A sessão do Tribunal do Júri realizada para julgar a presente ação penal demonstra flagrante incongruência e desrespeito às garantias mínimas e fundamentais de todos."

Com o fim de corroborar os argumentos ora alinhavados, traz-se à colação caso concreto no qual esse signatário, atuando como membro da Defensoria Pública do Estado do Maranhão7, formulou pedido ao Juízo da 4ª Vara da Comarca de Balsas/MA solicitando autorização para que o pronunciado, acusado da suposta prática do crime de tentativa de homicídio qualificado, utilizasse roupas civis no dia do julgamento pelo Tribunal do Júri.

A referida pretensão foi deferida pelo Juízo de 1º Grau, tendo o acusado sido submetido a julgamento pelo Conselho de Sentença, oportunidade em que os jurados acolheram tese da Defensoria Pública relativa ao instituto da desistência voluntária8 e desclassificaram a imputação para o delito de lesão corporal.

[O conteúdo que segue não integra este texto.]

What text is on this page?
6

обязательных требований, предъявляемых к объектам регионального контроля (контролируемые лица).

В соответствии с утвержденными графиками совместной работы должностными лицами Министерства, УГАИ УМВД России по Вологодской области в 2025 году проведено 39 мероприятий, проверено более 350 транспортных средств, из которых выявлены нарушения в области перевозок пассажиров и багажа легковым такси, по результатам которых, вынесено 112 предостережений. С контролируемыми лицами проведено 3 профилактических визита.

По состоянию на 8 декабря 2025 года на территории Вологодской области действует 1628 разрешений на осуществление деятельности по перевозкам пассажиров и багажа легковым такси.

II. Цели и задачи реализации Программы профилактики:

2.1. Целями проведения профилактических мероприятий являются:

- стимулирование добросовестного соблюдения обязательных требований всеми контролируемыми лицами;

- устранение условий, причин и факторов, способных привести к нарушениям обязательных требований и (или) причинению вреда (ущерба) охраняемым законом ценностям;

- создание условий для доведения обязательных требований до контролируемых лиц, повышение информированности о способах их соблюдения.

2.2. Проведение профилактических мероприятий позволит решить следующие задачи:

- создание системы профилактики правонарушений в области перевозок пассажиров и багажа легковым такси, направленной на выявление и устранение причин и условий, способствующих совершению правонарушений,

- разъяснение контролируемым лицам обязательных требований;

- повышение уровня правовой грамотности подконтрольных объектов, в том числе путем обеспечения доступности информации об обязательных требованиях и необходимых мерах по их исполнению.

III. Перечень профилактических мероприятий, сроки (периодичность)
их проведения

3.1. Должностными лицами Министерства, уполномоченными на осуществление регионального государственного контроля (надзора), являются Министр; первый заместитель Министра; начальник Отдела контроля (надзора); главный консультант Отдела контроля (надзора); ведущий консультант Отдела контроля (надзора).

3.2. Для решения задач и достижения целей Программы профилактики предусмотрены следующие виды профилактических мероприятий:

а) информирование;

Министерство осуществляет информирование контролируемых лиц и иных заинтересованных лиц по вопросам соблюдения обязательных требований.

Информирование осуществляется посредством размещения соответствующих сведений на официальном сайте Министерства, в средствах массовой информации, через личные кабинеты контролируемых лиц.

Tais reflexões de ordem dogmática, contextualizadas com casos concretos analisados pelo Poder Judiciário, visam despertar a atenção para tema de peculiar particularidade nos julgamentos pelo Tribunal do Júri (afeto a direitos constitucionais de primeira geração) e que, uma vez inobservado, pode causar irreparável prejuízo ao direito a um julgamento imparcial sobre os fatos submetidos ao exame dos jurados.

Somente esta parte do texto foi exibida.